Pulses are also shelf-stable and remain edible for several years. This allows households without refrigeration to rely on edible seeds and avoid food waste.

Recipes

It’s incredibly easy to cook with pulses. They typically come canned or dried.

If you’re preparing dried pulses, you simply have to soak them before cooking. The cooking times depend on the type of pulse, so read the directions on the product for that information.

Beans, lentils and peas can be added to salads, soups, casseroles, chilis, tacos and more. Here are some recipe ideas to get you started:

  • Try this Buddha Bowl with lentils, sweet potatoes, broccolini, poached eggs and flank steak. You can add any combination of ingredients, and the lentils serve as a protein- and fiber-rich base.
  • This easy, blended Pea Soup Recipe features chickpeas and peas as the base. It also includes coconut milk, beef bacon and anti-inflammatory spices like turmeric, curry and coriander.
  • This Vegetarian Pozole Verde Recipe is a Mexican stew made with fava beans, sliced vegetables, spinach, cilantro and pumpkin seeds.

Risks and Side Effects

Eating pulses, like baked beans, may make you gassy, which isn’t a favorable side effect. But soaking and rinsing dry beans before you cook them, or rinsing canned beans in water, can help reduce the carbohydrates in beans that are harder to digest.

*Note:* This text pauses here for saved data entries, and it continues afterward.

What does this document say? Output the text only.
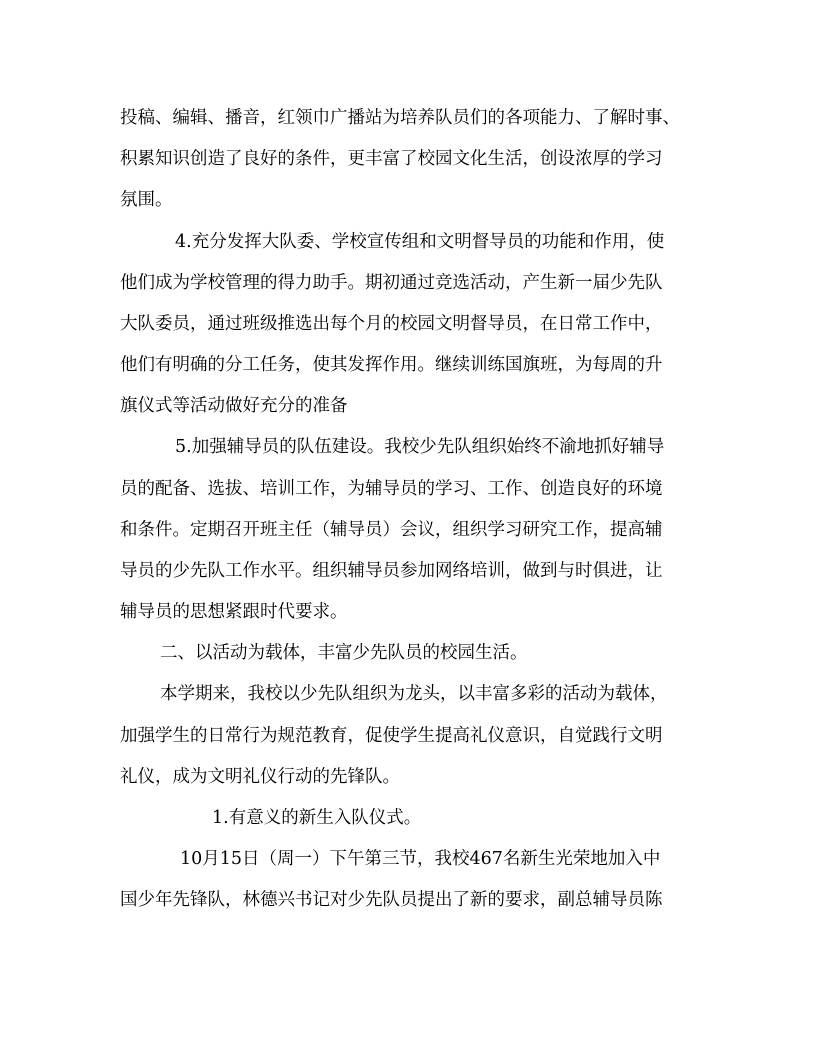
投稿、编辑、播音，红领巾广播站为培养队员们的各项能力、了解时事、
积累知识创造了良好的条件，更丰富了校园文化生活，创设浓厚的学习
氛围。
4.充分发挥大队委、学校宣传组和文明督导员的功能和作用，使
他们成为学校管理的得力助手。期初通过竞选活动，产生新一届少先队
大队委员，通过班级推选出每个月的校园文明督导员，在日常工作中，
他们有明确的分工任务，使其发挥作用。继续训练国旗班，为每周的升
旗仪式等活动做好充分的准备
5.加强辅导员的队伍建设。我校少先队组织始终不渝地抓好辅导
员的配备、选拔、培训工作，为辅导员的学习、工作、创造良好的环境
和条件。定期召开班主任（辅导员）会议，组织学习研究工作，提高辅
导员的少先队工作水平。组织辅导员参加网络培训，做到与时俱进，让
辅导员的思想紧跟时代要求。
二、以活动为载体，丰富少先队员的校园生活。
本学期来，我校以少先队组织为龙头，以丰富多彩的活动为载体，
加强学生的日常行为规范教育，促使学生提高礼仪意识，自觉践行文明
礼仪，成为文明礼仪行动的先锋队。
1.有意义的新生入队仪式。
10月15日（周一）下午第三节，我校467名新生光荣地加入中
国少年先锋队，林德兴书记对少先队员提出了新的要求，副总辅导员陈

If you’re new to eating pulses, start slow, with about half a cup. An increase in fiber intake may take some getting used to, but your digestive system will be happy in the end.

Conclusion

  • Pulses are edible seeds in the legume family. There are many varieties of pulses, including fava beans, kidney beans, chickpeas, lentils and black-eyed peas.
  • Eating pulses is an excellent way to increase fiber and protein consumption. Plus, they are rich in micronutrients like iron, folate, magnesium, calcium and zinc.
  • Increase your consumption of pulses to boost satiety, reduce the risk of heart disease and type 2 diabetes, manage weight, increase iron intake and regulate digestion.